Quasifree ($p$, $2p$) Reactions on Oxygen Isotopes: Observation of Isospin Independence of the Reduced Single-Particle Strength

Quasifree one-proton knockout reactions have been employed in inverse kinematics for a systematic study of the structure of stable and exotic oxygen isotopes at the ${\mathrm{R}}^3\mathrm{B}/\mathrm{LAND}$ setup with incident beam energies in the range of $300–450\mathrm{MeV}/\mathrm{u}$. The oxygen isotopic chain offers a large variation of separation energies that allows for a quantitative understanding of single-particle strength with changing isospin asymmetry. Quasifree knockout reactions provide a complementary approach to intermediate-energy one-nucleon removal reactions. Inclusive cross sections for quasifree knockout reactions of the type ${}^A\mathrm{O}(p,2p){}^{A-1}\mathrm{N}$ have been determined and compared to calculations based on the eikonal reaction theory. The reduction factors for the single-particle strength with respect to the independent-particle model were obtained and compared to state-of-the-art ab initio predictions. The results do not show any significant dependence on proton-neutron asymmetry.

Figure 1

Correlations of polar ($\vartheta$) and azimuthal ($\phi$) angles of two protons detected in the CB for the reaction ${}^{16}\mathrm{O}(p,2p){}^{15}\mathrm{N}$ measured in coincidence with the ${}^{15}\mathrm{N}$ fragment.

Figure 2

Projection $P_y$ of the momentum distribution of ${}^{15}\mathrm{N}$ after one-proton removal from ${}^{16}\mathrm{O}$, compared to the sum of theoretical distributions for the $0p_{1/2}$ and $0p_{3/2}$ orbits (solid curve) and the one scaled to the experimental cross section (dashed-dotted curve with shaded $2\sigma$ uncertainty range).

Figure 3

Doppler-corrected single-$\gamma$ spectrum measured in coincidence with ${}^{15}\mathrm{N}$ and two protons in CB. The simulated decays of the ${3/2}^{-}$ states at 6.32 and 9.93 MeV were fitted to the experimental data together with the background contribution.
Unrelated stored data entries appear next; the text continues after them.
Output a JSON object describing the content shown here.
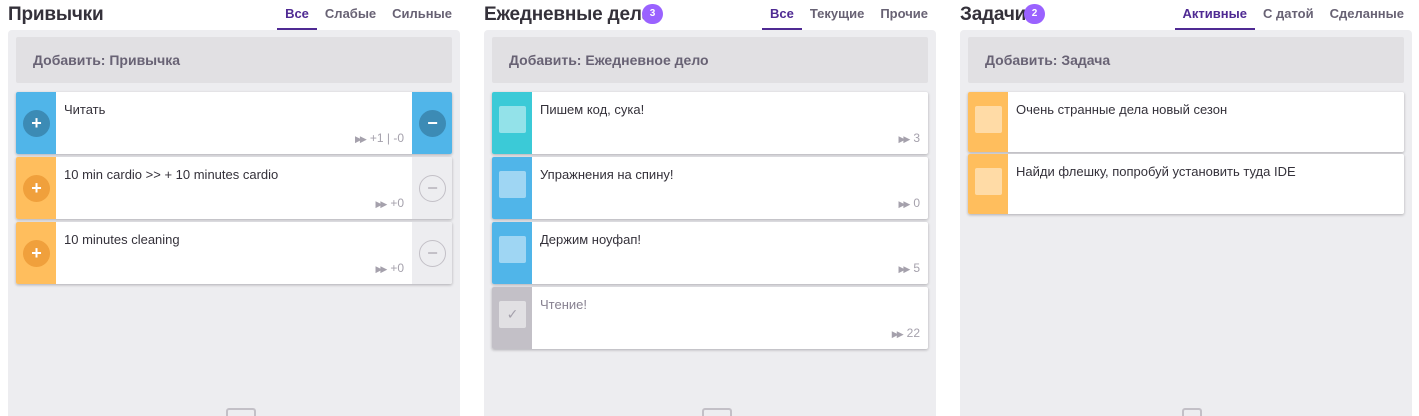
{
  "habits": {
    "title": "Привычки",
    "filters": [
      "Все",
      "Слабые",
      "Сильные"
    ],
    "add_label": "Добавить: Привычка",
    "items": [
      {
        "text": "Читать",
        "stat": "+1 | -0",
        "plus": "+",
        "minus": "−"
      },
      {
        "text": "10 min cardio >> + 10 minutes cardio",
        "stat": "+0",
        "plus": "+",
        "minus": "−"
      },
      {
        "text": "10 minutes cleaning",
        "stat": "+0",
        "plus": "+",
        "minus": "−"
      }
    ],
    "bottom_icon": "habit-icon"
  },
  "dailies": {
    "title": "Ежедневные дела",
    "badge": "3",
    "filters": [
      "Все",
      "Текущие",
      "Прочие"
    ],
    "add_label": "Добавить: Ежедневное дело",
    "items": [
      {
        "text": "Пишем код, сука!",
        "stat": "3"
      },
      {
        "text": "Упражнения на спину!",
        "stat": "0"
      },
      {
        "text": "Держим ноуфап!",
        "stat": "5"
      },
      {
        "text": "Чтение!",
        "stat": "22",
        "check": "✓"
      }
    ],
    "bottom_icon": "calendar-icon"
  },
  "todos": {
    "title": "Задачи",
    "badge": "2",
    "filters": [
      "Активные",
      "С датой",
      "Сделанные"
    ],
    "add_label": "Добавить: Задача",
    "items": [
      {
        "text": "Очень странные дела новый сезон"
      },
      {
        "text": "Найди флешку, попробуй установить туда IDE"
      }
    ],
    "bottom_icon": "checklist-icon"
  },
  "icons": {
    "fast_forward": "▶▶"
  },
  "colors": {
    "accent": "#4f2a93",
    "badge": "#9a62ff",
    "habit_blue": "#50b5e9",
    "habit_blue_dark": "#3c8bb5",
    "habit_orange": "#ffbe5d",
    "habit_orange_dark": "#f0a03c",
    "daily_teal": "#3bcad7",
    "daily_blue": "#50b5e9",
    "daily_done": "#c3c0c7"
  }
}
The total fit is displayed by the solid curve.

Figure 4

Reduction factor $R$ deduced from ($p$, $2p$) cross sections (circles and square) as a function of $S_p-S_n$ compared to theoretical SFs calculated with SCGF (triangles). The shaded area indicates the trend from an analysis of intermediate-energy one-nucleon removal cross sections.